Real stories. Real people.
Knife crime affects individuals, their families, loved ones and the community. Imagine being injured or scarred for life. Imagine if someone you knew was killed. Or imagine you injured or killed someone, even if you didn't really mean to.
Here are a few people speaking of their experiences.
Warning: Some scenes may cause viewers distress
The damage a knife can do
Knives have devastating effects, hospitals and hospital staff see more than their fair share day in, day out. Below some of the staff tell us of their experiences:
I
have spent many years training as a surgeon in East London and have
seen the results of knife injuries on most of the nights that I have
worked over the last 10 years. During that time I have been working
over Christmas on several occasions.
I remember one Christmas Eve receiving a 17-year-old male who had been stabbed in the chest on the left side. The knife had gone deep in to the chest breaking 2 ribs in the process. He had a cardiac arrest on arrival.
I opened his chest and attempted to stop the bleeding but there was no neat hole in the heart to sew up. Instead there was just a constant welling up of blood from behind the heart that flew out of the chest every time we ventilated his lungs. It was impossible to stop this and he died.
Covered in blood, I looked up to see that it was now Christmas day. The floor in the resuscitation room was about 1cm deep in blood and the place smelt of it. There was silence around the room. Later that night I found one of the nurses crying outside.
The worst thing about this case is that the next Christmas Eve the
same thing happened again.
Charles Knowles, a Consultant Surgeon at the Homerton Hospital in
Hackney and the Royal London Hospital in Whitechapel.

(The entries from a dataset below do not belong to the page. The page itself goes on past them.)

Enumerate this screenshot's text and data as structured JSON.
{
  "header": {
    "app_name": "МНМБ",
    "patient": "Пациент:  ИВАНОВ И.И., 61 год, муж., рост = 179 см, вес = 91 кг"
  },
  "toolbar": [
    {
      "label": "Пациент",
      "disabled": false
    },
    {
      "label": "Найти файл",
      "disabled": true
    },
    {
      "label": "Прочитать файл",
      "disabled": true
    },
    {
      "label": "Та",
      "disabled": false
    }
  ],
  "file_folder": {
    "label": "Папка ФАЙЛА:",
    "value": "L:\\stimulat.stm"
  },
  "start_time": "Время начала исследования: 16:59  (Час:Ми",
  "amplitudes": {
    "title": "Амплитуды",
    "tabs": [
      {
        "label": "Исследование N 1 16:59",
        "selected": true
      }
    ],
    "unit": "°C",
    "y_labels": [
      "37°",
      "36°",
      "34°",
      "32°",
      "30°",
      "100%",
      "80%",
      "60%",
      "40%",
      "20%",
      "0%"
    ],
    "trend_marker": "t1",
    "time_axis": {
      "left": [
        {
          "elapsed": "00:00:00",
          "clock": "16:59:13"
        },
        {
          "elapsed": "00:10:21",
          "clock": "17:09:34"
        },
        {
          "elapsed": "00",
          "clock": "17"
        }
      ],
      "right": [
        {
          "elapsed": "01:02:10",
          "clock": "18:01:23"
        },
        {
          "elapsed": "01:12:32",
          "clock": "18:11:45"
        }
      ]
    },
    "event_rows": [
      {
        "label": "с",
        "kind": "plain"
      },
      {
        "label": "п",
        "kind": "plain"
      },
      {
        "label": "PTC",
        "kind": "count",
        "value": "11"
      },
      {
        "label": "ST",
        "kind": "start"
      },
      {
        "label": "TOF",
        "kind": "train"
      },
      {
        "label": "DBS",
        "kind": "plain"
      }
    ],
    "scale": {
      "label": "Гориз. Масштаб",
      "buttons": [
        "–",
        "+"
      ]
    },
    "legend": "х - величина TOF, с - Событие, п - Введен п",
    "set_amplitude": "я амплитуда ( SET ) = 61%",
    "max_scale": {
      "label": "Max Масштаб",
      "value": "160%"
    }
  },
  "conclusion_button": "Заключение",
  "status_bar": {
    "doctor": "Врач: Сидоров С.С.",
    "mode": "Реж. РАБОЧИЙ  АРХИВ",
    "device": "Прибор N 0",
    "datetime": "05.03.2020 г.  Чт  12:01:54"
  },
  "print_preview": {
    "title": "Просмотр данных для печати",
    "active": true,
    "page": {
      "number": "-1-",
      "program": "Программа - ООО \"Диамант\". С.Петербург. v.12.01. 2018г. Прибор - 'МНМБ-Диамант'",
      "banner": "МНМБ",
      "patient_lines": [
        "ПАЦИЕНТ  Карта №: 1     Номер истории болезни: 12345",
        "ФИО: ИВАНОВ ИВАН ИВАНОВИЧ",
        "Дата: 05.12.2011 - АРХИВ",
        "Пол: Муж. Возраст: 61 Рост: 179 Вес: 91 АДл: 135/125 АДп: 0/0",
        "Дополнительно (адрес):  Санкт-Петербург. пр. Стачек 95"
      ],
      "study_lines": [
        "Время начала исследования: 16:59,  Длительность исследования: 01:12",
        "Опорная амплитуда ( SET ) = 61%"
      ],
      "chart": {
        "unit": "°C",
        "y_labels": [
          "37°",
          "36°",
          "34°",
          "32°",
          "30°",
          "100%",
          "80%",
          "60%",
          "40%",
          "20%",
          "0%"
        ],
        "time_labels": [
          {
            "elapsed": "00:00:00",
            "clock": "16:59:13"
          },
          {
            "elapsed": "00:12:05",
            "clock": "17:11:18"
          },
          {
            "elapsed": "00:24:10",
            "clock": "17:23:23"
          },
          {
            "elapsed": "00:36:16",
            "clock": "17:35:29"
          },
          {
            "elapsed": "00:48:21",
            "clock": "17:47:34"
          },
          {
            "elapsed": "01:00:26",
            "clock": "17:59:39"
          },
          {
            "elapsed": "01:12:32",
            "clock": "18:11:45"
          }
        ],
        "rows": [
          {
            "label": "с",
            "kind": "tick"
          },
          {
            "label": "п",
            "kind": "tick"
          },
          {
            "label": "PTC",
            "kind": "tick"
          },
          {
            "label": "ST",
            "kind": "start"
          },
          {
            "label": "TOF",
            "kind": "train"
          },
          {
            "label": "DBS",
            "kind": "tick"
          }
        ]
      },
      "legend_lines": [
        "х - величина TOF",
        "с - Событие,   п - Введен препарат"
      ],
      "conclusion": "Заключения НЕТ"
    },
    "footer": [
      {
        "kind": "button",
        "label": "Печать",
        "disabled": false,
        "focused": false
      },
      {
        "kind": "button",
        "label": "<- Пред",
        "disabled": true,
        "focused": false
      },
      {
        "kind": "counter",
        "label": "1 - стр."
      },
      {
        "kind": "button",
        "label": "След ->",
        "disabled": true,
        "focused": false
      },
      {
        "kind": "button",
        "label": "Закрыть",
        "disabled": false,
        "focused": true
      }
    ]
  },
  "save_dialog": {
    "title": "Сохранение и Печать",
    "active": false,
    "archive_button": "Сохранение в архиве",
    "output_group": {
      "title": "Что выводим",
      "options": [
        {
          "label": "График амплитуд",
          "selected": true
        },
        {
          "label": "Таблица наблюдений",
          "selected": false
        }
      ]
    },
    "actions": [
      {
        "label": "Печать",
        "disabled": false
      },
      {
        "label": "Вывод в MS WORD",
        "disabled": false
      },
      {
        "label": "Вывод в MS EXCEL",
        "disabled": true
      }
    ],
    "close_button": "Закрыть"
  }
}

Mr Nigel Tai, a consultant in Trauma and Vascular Surgeon at the Royal London Hospital, Whitechapel- has had ample opportunity to observe the tragic consequences of knife violence, both in the UK and abroad.
I will always
remember breaking the news of one 17 year-old victim's death to his
mother and sister.
The blade had gone in to his buttock and then in to an intestinal blood vessel, causing serious internal haemorrhage which resulted in his collapse several hours later.
Neither the victim, the perpetrator nor the medical staff realised the extent of the damage as the external wound was small and there was little bleeding.
The anguish inflicted on this boy's relatives, and their total distress
on hearing the news of their loved one's senseless death, is
typical of the devastating impact that results from carrying a knife.